Union-find

Table of contents

  1. Introduction
  2. Representing a union-find
  3. References

Introduction

A union-find data structure (also known as a disjoint set), is used to efficiently store items in disjoint (non-overlapping) sets.

The key union-find operations are:

  • make_set(x): make set with x as a member of its set.
  • find(x): return the root element of x.
  • union(x,y): combine the sets of x and y.

Union-find represents sets as a backwards tree, where each node has a corresponding parent. The root node defines which set the node and all its children are in.

A root node has its parent set to itself, to identify that it’s the root in a set. [1, P. 199].

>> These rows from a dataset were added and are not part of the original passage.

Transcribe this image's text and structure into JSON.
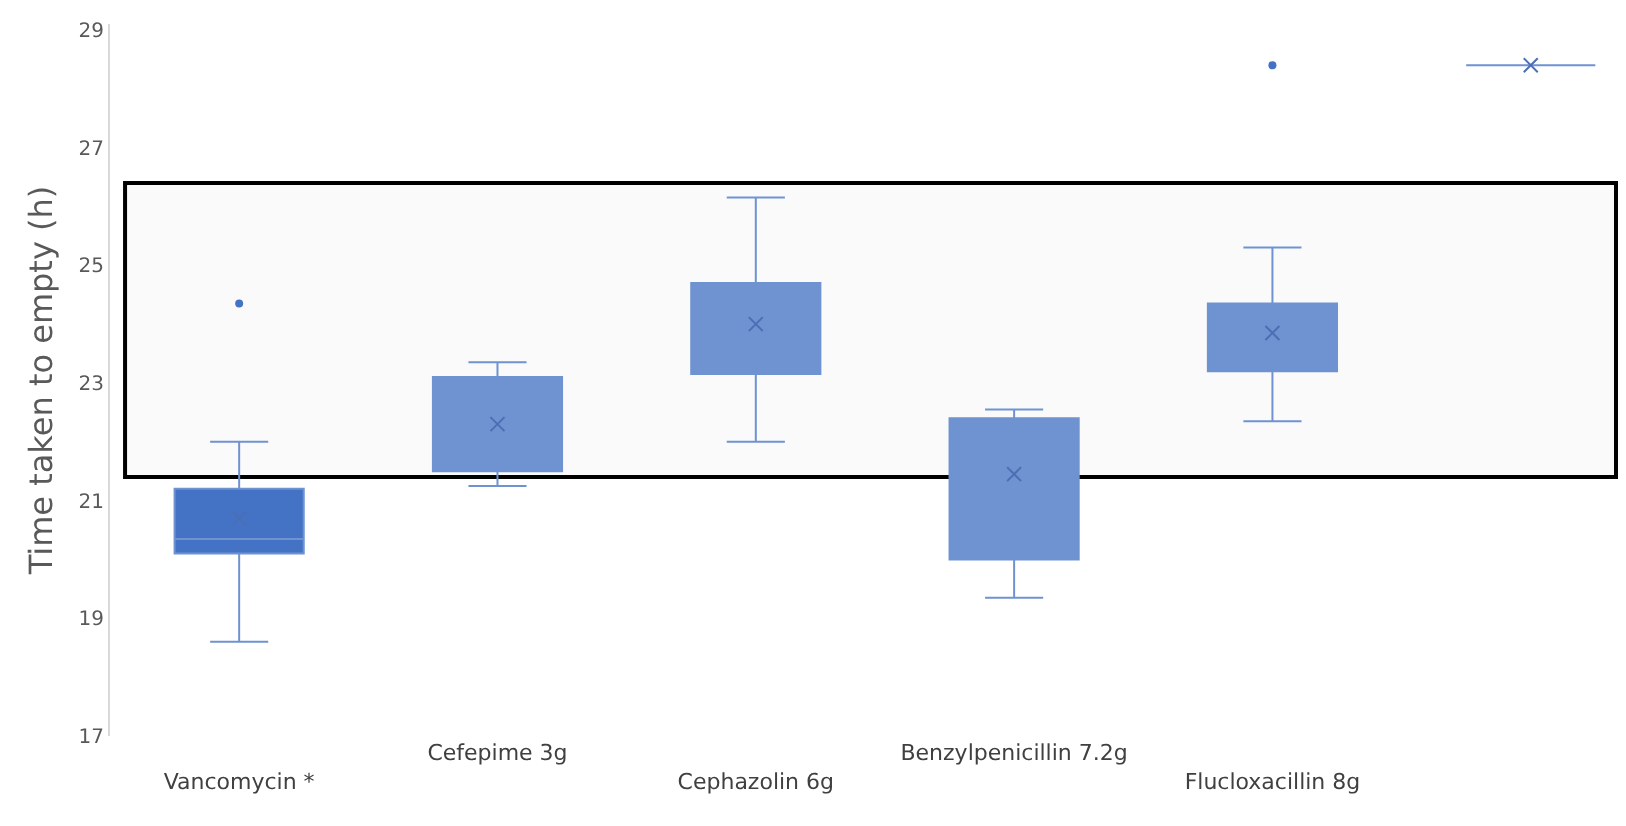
{
  "chart_data": {
    "type": "box",
    "ylabel": "Time taken to empty (h)",
    "categories": [
      "Vancomycin *",
      "Cefepime 3g",
      "Cephazolin 6g",
      "Benzylpenicillin 7.2g",
      "Flucloxacillin 8g",
      null
    ],
    "boxes": [
      {
        "low": 18.6,
        "q1": 20.1,
        "median": 20.35,
        "q3": 21.2,
        "high": 22.0,
        "mean": 20.7,
        "outliers": [
          24.35
        ]
      },
      {
        "low": 21.25,
        "q1": 21.5,
        "median": 22.3,
        "q3": 23.1,
        "high": 23.35,
        "mean": 22.3
      },
      {
        "low": 22.0,
        "q1": 23.15,
        "median": 24.05,
        "q3": 24.7,
        "high": 26.15,
        "mean": 24.0
      },
      {
        "low": 19.35,
        "q1": 20.0,
        "median": 22.05,
        "q3": 22.4,
        "high": 22.55,
        "mean": 21.45
      },
      {
        "low": 22.35,
        "q1": 23.2,
        "median": 23.55,
        "q3": 24.35,
        "high": 25.3,
        "mean": 23.85,
        "outliers": [
          28.4
        ]
      },
      {
        "low": 28.4,
        "q1": 28.4,
        "median": 28.4,
        "q3": 28.4,
        "high": 28.4,
        "mean": 28.4
      }
    ],
    "colors": [
      "#4472c4",
      "#6f93d1",
      "#6f93d1",
      "#6f93d1",
      "#6f93d1",
      "#6f93d1"
    ],
    "ylim": [
      17,
      29.1
    ],
    "yticks": [
      17,
      19,
      21,
      23,
      25,
      27,
      29
    ],
    "bands": [
      {
        "axis": "y",
        "from": 21.4,
        "to": 26.4,
        "color": "#000000"
      }
    ]
  }
}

Figure: Two sets and their representation in an array

Merging sets can be done by setting the parent of one set to the parent of another. In the case of a merge, the smallest subtree becomes the parent of the other [1, P. 199].

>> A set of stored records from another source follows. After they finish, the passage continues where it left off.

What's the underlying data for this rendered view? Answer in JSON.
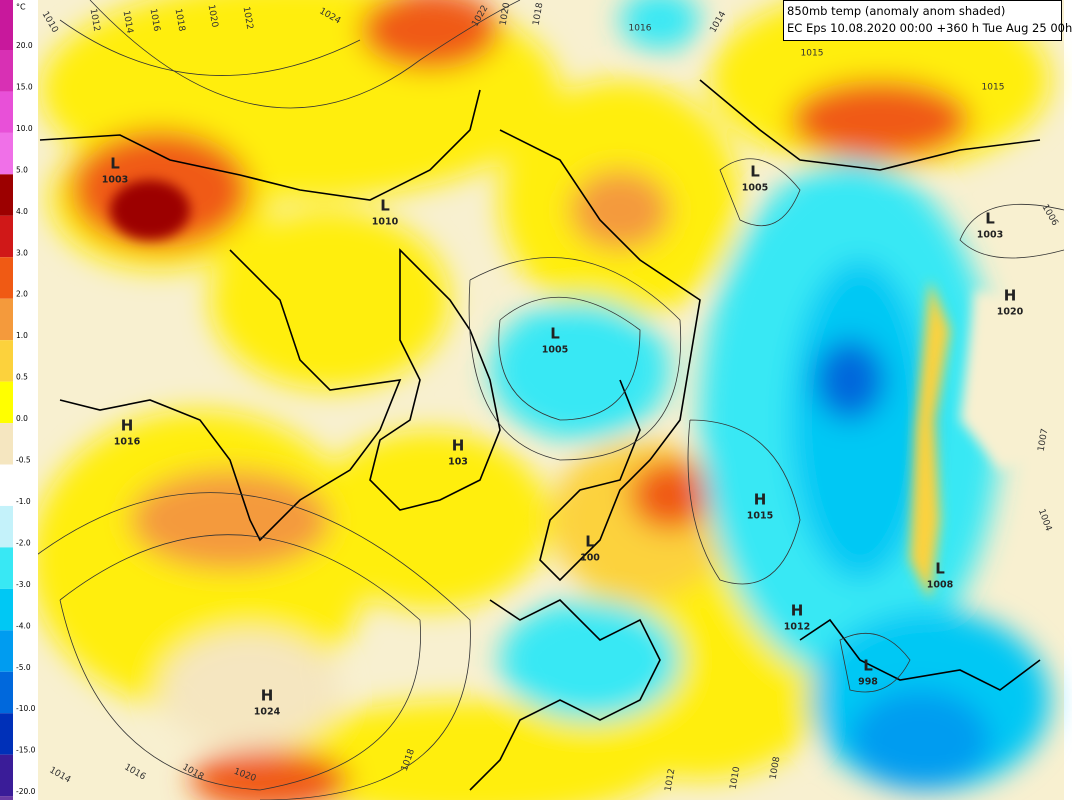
{
  "header": {
    "line1": "850mb temp (anomaly anom shaded)",
    "line2": "EC Eps 10.08.2020 00:00 +360 h Tue Aug 25 00h"
  },
  "legend": {
    "unit": "°C",
    "labels": [
      "20.0",
      "15.0",
      "10.0",
      "5.0",
      "4.0",
      "3.0",
      "2.0",
      "1.0",
      "0.5",
      "0.0",
      "-0.5",
      "-1.0",
      "-2.0",
      "-3.0",
      "-4.0",
      "-5.0",
      "-10.0",
      "-15.0",
      "-20.0"
    ],
    "colors": [
      "#c8189c",
      "#d830b4",
      "#e850d8",
      "#f070e8",
      "#9c0000",
      "#d01818",
      "#f05a14",
      "#f49a3c",
      "#fcd23c",
      "#ffff00",
      "#f5e6c0",
      "#ffffff",
      "#c4f2fa",
      "#38e8f4",
      "#00c8f4",
      "#009cf0",
      "#0068dc",
      "#0030b8",
      "#3a1c98",
      "#6a3aa4"
    ]
  },
  "centers": [
    {
      "letter": "L",
      "value": "1003"
    },
    {
      "letter": "L",
      "value": "1010"
    },
    {
      "letter": "L",
      "value": "1005"
    },
    {
      "letter": "H",
      "value": "1016"
    },
    {
      "letter": "H",
      "value": "103"
    },
    {
      "letter": "H",
      "value": "1015"
    },
    {
      "letter": "L",
      "value": "100"
    },
    {
      "letter": "L",
      "value": "1005"
    },
    {
      "letter": "L",
      "value": "1003"
    },
    {
      "letter": "H",
      "value": "1020"
    },
    {
      "letter": "H",
      "value": "1024"
    },
    {
      "letter": "L",
      "value": "998"
    },
    {
      "letter": "H",
      "value": "1012"
    },
    {
      "letter": "L",
      "value": "1008"
    }
  ],
  "isobar_labels": [
    "1010",
    "1012",
    "1014",
    "1016",
    "1018",
    "1020",
    "1022",
    "1024",
    "1022",
    "1020",
    "1018",
    "1016",
    "1014",
    "1015",
    "1015",
    "1006",
    "1007",
    "1004",
    "1014",
    "1016",
    "1018",
    "1020",
    "1018",
    "1012",
    "1010",
    "1008"
  ]
}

At most lg2n doublings can occur before all sets have been merged. That means find and union are both O(log n) operations [1, P. 201].

Representing a union-find

A union-find can be represented as an array of nodes:

typedef struct {
  int p[SET_SIZE+1]; // parent element
  int size[SET_SIZE+1]; // number of elements in subtree i
  int n; // number of elements in set
} set_union;

The following are implementations of the key operations:


void set_union_make_set(set_union *s, int x) {
  s->p[i] = i;
  s->size[i] = 1;
}

void set_union_init(set_union *s, int n) {
  for (int i = 1; i <= n; i++) {
    set_union_make_set(s, i)
  }
  s->n = n;
}

int set_union_find(set_union *s, int x) {
  if (s->p[x] == x) {
    return(x);
  }
  return set_union_find(s, s->p[x]);
}

int set_union_union(set_union *s, int s1, int s2) {
  int r1, r2; /* roots of sets */
  r1 = find(s, s1);
  r2 = find(s, s2);
  if (r1 == r2) return;

  if (s->size[r1] >= s->size[r2]) {
    s->size[r1] = s->size[r1] + s->size[r2];
    s->p[r2] = r1;
  }
  else {
    s->size[r2] = s->size[r1] + s->size[r2];
    s->p[r1] = r2;
  }
}

[1, P. 200]

References

  1. [1] S. Skiena, The Algorithm Design Manual, 2nd ed. Springer, 2008.